Più che i mancati guadagni potenziali, a bruciare in queste ore sono le perdite certe. La più consistente è la sforbiciata al valore dei diritti tv per Russia 2018. Quattro anni fa la Fifa li aveva venduti a Sky e Rai per 180 milioni circa. Quest’anno le stime (l’asta è in corso) prevedevano un prezzo di 175 milioni, «destinati a ridursi a 85 – assicurano fonti di settore – ora che gli azzurri sono rimasti a casa». Comprensibile, visto che 32 dei 60 programmi più visti di sempre sono partite dei Mondiali (49 su 50 se si considerano anche gli Europei). Capitolo premi: staccare il biglietto per Mosca significava per la Figc mettersi in tasca 1,2 milioni di dollari come bonus partecipazione. Cifra destinata a salire a 8 milioni con la qualificazione al girone, 16 per i quarti e 38 per la vittoria. Un gruzzoletto che avrebbe dato respiro a una federazione che ora rischia altri tagli dal Coni. Il colpo d’immagine e portafoglio per la Nazionale è doppio.

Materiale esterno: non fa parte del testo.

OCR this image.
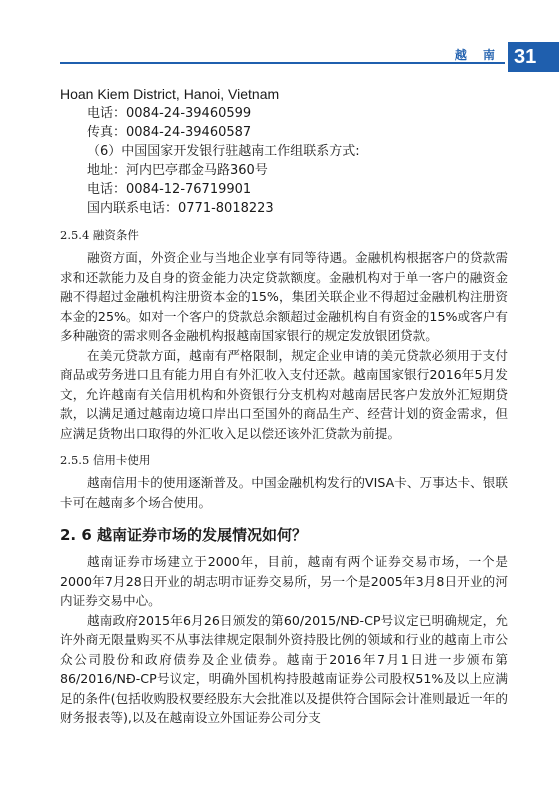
越 南 31
Hoan Kiem District, Hanoi, Vietnam
电话：0084-24-39460599
传真：0084-24-39460587
（6）中国国家开发银行驻越南工作组联系方式:
地址：河内巴亭郡金马路360号
电话：0084-12-76719901
国内联系电话：0771-8018223
2.5.4 融资条件

融资方面，外资企业与当地企业享有同等待遇。金融机构根据客户的贷款需求和还款能力及自身的资金能力决定贷款额度。金融机构对于单一客户的融资金融不得超过金融机构注册资本金的15%，集团关联企业不得超过金融机构注册资本金的25%。如对一个客户的贷款总余额超过金融机构自有资金的15%或客户有多种融资的需求则各金融机构报越南国家银行的规定发放银团贷款。

在美元贷款方面，越南有严格限制，规定企业申请的美元贷款必须用于支付商品或劳务进口且有能力用自有外汇收入支付还款。越南国家银行2016年5月发文，允许越南有关信用机构和外资银行分支机构对越南居民客户发放外汇短期贷款，以满足通过越南边境口岸出口至国外的商品生产、经营计划的资金需求，但应满足货物出口取得的外汇收入足以偿还该外汇贷款为前提。

2.5.5 信用卡使用

越南信用卡的使用逐渐普及。中国金融机构发行的VISA卡、万事达卡、银联卡可在越南多个场合使用。

2. 6 越南证券市场的发展情况如何？

越南证券市场建立于2000年，目前，越南有两个证券交易市场，一个是2000年7月28日开业的胡志明市证券交易所，另一个是2005年3月8日开业的河内证券交易中心。

越南政府2015年6月26日颁发的第60/2015/NĐ-CP号议定已明确规定，允许外商无限量购买不从事法律规定限制外资持股比例的领域和行业的越南上市公众公司股份和政府债券及企业债券。越南于2016年7月1日进一步颁布第86/2016/NĐ-CP号议定，明确外国机构持股越南证券公司股权51%及以上应满足的条件(包括收购股权要经股东大会批准以及提供符合国际会计准则最近一年的财务报表等),以及在越南设立外国证券公司分支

L’anno di Mondiali ed Europei è quello in cui si vendono più magliette: le royalties sulle divise sono cresciute dai 799mila euro del 2013 ai 2,7 milioni di Brasile 2014 (malgrado la figuraccia rimediata). Non solo: la mazzata più pesante è la possibile fuga degli sponsor. La Puma da sola garantisce 18,7 milioni l’anno agli azzurri, cifra che non solo è arrotondata da bonus risultati – difficili da immaginare dopo la partita di ieri – ma che ora, senza vetrine internazionali, potrebbe essere rivista al ribasso. Difficile che alla porta della Figc ci sia ora la fila per nuovi “inserzionisti” come è capitato invece alla vigilia del Mondiale 2014 quando il marketing ha garantito incassi suppletivi vicini ai 7 milioni.

L’impatto immediato e certo sui conti pubblici dell’Italia è invece (per fortuna) più limitato e legato a filo doppio al mondo delle scommesse: le puntate sul calcio generano ogni anno circa 140 milioni di incasso per il Fisco. La parte del leone la fa come ovvio il campionato, ma Europei e Mondiali hanno visto crescere geometricamente negli ultimi anni il giro d’affari legato alla Dea bendata. Le giocate sulle partite degli azzurri in occasione dell’edizione brasiliana del 2014 sono state 19 milioni, quelle degli Europei 2016 43, di cui 14 solo per la sfida con la Germania. E l’Agenzia delle entrate, solo per la manifestazione continentale, si era messa in tasca un milione di euro.